Der Bauplan steht: Bertelsmanns Online-Kiosk nimmt Gestalt an

25.02.2010
 
 

Der geplante Digital-Kiosk der Bertelsmann Direct Group und der G+J-Tochter Deutscher Pressevertrieb (DPV) nimmt Gestalt an: Er solle Mitte 2010 in einem "Softlaunch" seine Pforten öffnen, kündigte DPV-Geschäftsführer Olaf Conrad (Foto) im Gespräch mit "Horizont" an. An der Servicefirma, die den Kiosk für digitale Inhalte betreiben wird, könnten sich alle Verlage beteiligen. Die übrigen Anteile würden die Direct Group und der DPV selbst halten.

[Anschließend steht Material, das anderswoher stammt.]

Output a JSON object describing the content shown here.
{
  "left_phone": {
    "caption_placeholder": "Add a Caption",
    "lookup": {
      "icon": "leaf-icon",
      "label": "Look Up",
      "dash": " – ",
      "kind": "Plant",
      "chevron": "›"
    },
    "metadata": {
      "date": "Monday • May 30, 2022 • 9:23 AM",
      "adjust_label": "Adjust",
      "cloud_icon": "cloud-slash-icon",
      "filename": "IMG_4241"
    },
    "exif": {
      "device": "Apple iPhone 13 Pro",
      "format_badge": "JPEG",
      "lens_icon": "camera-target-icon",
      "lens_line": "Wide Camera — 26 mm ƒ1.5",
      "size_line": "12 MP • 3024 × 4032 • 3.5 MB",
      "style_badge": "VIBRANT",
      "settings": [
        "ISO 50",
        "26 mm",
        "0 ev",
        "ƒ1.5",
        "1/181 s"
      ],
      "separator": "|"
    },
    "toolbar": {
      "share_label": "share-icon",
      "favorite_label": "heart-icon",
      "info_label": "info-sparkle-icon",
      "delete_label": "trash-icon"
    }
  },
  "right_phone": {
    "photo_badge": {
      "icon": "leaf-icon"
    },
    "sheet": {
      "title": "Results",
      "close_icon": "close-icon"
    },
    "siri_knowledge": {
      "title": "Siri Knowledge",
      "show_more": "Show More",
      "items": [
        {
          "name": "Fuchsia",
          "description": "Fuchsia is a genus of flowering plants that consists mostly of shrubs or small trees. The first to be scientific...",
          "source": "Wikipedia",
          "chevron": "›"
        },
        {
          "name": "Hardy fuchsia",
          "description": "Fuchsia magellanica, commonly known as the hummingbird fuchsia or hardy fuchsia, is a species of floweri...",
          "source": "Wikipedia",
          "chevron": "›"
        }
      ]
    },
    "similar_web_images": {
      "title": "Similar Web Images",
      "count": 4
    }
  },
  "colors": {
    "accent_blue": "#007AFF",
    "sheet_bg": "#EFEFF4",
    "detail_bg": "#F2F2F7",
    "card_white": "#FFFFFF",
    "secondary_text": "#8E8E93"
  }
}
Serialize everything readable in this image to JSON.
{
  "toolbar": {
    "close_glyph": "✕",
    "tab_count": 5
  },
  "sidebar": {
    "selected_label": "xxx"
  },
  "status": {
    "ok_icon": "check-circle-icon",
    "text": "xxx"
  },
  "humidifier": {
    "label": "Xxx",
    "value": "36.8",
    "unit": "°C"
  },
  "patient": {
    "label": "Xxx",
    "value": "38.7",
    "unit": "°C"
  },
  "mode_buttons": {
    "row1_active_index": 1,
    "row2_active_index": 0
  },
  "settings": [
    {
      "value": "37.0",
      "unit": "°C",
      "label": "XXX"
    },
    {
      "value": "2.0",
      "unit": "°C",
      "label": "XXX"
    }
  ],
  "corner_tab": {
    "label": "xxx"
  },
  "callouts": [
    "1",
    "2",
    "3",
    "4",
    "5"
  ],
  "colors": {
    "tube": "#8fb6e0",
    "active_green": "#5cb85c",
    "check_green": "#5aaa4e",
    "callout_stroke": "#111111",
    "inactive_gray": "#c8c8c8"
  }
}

Der geplante Digital-Kiosk der Bertelsmann Direct Group und der G+J-Tochter Deutscher Pressevertrieb (DPV) nimmt Gestalt an: Er solle Mitte 2010 in einem "Softlaunch" seine Pforten öffnen, kündigte DPV-Geschäftsführer Olaf Conrad (Foto) im Gespräch mit "Horizont" an.

Bei dem Projekt handelt es sich um eine Vertriebsplattform für digitale Zeitungs-, Zeitschriften- und Buchinhalte. An der Servicefirma, die den Kiosk betreiben wird, könnten sich alle Verlage beteiligen, so Conrad. Die übrigen Anteile würden die Direct Group und der DPV selbst halten. Conrad rechnet damit, dass eine Handvoll großer und mittlerer Verlage als Gesellschafter mitmachen werden. Deutlich mehr will er als Vertriebspartner gewinnen. Er habe mit 20 Verlagen gesprochen und keine Absage erhalten, so Conrad zu "Horizont". Wer sich an der Betreiberfirma beteiligen will, muss ihr seine Inhalte exklusiv zur Verfügung stellen, für Vertriebspartner gilt diese Bedingung hingegen nicht.

Hintergrund für das Projekt: Bestehende Inhalte-Plattformen wie die von Apple haben aus Sicht der Verlage den Nachteil, dass die Hoheit über Inhalte, Preise und Vermarktung nicht bei ihnen liegt und sie keine eigene Kundenbeziehung unterhalten. Der Digital-Kiosk von Direct Group und DPV soll hingegen nur als Mittler auftreten:  Abo- und Einzelkaufverträge mit den Nutzern schließt der jeweilige Inhaltelieferant, die Betreiber der Plattform kassieren eine Provision.

In einer gemeinsamen Erklärung hatten sich bereits am Mittwoch G+J-Vorstandschef Bernd Buchholz und WAZ-Geschäftsführer Bodo Hombach dafür ausgesprochen, einen gemeinsamen Vertriebskanal "einer breiten Verlagsallianz für den Vertrieb digitalen Contents über alle mobilen und stationären Endgeräte" zu schaffen (kress.de vom 24. Februar 2010).